たとえば勉強頑張っているときに「いつもそれくらいやれよ」と言われるより、「そんなに勉強してお前はえらい奴だ。体を壊すから、その辺にしておけよ」と言われるのとでは、やる気が違ってくるでしょう。「その辺にしておけよ」と言われれば、ようし、もっと驚かせてやれ、と思って頑張る。でも「それくらい」と言われると、「もうするもんか」って気になる。

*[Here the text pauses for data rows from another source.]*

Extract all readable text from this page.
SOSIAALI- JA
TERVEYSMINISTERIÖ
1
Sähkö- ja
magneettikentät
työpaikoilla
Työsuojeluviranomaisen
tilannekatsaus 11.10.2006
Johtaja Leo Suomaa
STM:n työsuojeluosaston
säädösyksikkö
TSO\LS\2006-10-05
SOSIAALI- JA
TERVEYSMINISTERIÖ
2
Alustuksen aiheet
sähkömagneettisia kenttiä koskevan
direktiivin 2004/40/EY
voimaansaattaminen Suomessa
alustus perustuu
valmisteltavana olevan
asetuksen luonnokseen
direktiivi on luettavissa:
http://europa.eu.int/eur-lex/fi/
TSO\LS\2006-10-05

ドクターの『子どもソーシャルスタイル診断』を用いた接し方とリンクするのですが、声がけのしかたは重要ですね。」

春野「 コーチングの結果、子どものやる気がアップした。勉強するようになった。それがどのような結果につながるのか、単なる志望校合格、だけではないと思うのですが、いかがでしょうか?」

吉岡「 そうですね。やはり、コーチングの究極の到達点って、子どもの自立だと思うんですよね。自己管理能力の養成。最終的には自分で細かくルールを設定して、自分のモチベーションを上げる方法を身に着ける。」

春野「 なるほど。自己管理能力。自省をこめて、大人でもできない方は多いかと思います。」

春野メモ
・大人の子どもへの期待値を吊り上げない。段階を追って課題を設定する。
・コーチングの到達点は、子ども自身が自己管理できるようになること。
・大人の声がけは、子どもが期待を上回りたくなるような工夫をすること。

小さなアメと大きなムチ~自己コントロールを考える~

吉岡「 面白い実験があるんですよ。子どもを3つのグループに分けて、Aグループにはクレヨンと画用紙を与えた。Bにはクレヨンと画用紙、『描いてね』の言葉がけ。Cにはクレヨンと画用紙、描いたらご褒美を与えた。しばらく続けて、結果を観察した。」

春野「 Aには環境のみ。Bには環境と指示。Cには環境と成果へのご褒美。というわけですね。」

吉岡「 結果は、Aのグループが一番絵を描くようになった。次にB。一番絵を描かなくなったのは、Cだった。」

春野「 ご褒美はだめなのですね。」

吉岡「 ご褒美制はこわいということです。
    ぼくは自身の経験上、『小さなアメと大きムチ』の大切さを訴えたいですね。」

春野「 小さなアメとは?」

吉岡「 ちょっとした目先のことで、自分で自分を励ます。だましだましやっていく方法です。たとえば、お腹すいたな、ってときに、よし、この問題一問解けたら、チョコレート1粒食べるぞ!みたいな。で、1粒口に入れて、ああおいしい、じゃあ、次の問題解けたらもう1粒。」

春野「 自分でも、チョコ1粒がたいしたことじゃないことはわかっている。自分を次に向かわせるちょっとしたきっかけのようなものなのですね。」

吉岡「 そうです。ばかばかしくても目先のちょっとしたことだから、自分を奮い立たせることが出来る。これが、成績あがったらゲーム機買ってもらえる、とかだったら、努力の途中で苦しくなって「要らないや」ってあきらめてしまう。そこで終わりますよね。モノで釣っても、苦しさの方が大きくなったらあきらめる。あきらめ癖をつけるのも問題です。」

春野「 では、大きなムチとは?何やら怖いのですが・笑」

吉岡「 自分にとって本当にいやなことを設定する。腕立て100回とかはだめです。やれてしまうので。僕は大学受験の時、決めた学習量を一日でも怠けて終わらなかったら、携帯水没、オーディオを破壊する、など決めて周囲に協力を求めました。」

春野「 すさまじいですね・笑。逆に自分をそうやって続けさせるためにコントロールする、自己制御の方法を自ら考える、そのことこそが重要だという気がいたします。」

吉岡「 そう、モチベーションの保ち方を自ら考え、実行できるようにする。自立した学習ができるようになる。それが、コーチングの最終目標です。」

春野「 お子さんのやる気を上げて、少しずつ手を離していく、最終的には自分で学習を計画し実行できるようにする。吉岡流コーチング術、すばらしいですね!私も学ばせていただきました。ぜひ実行したいと思います。ありがとうございました!」

春野メモ
・モノによるご褒美制は弊害が大きいので、避ける。
・「小さなアメと大きなムチ」など、自己コントロールの方法を考えて実行する。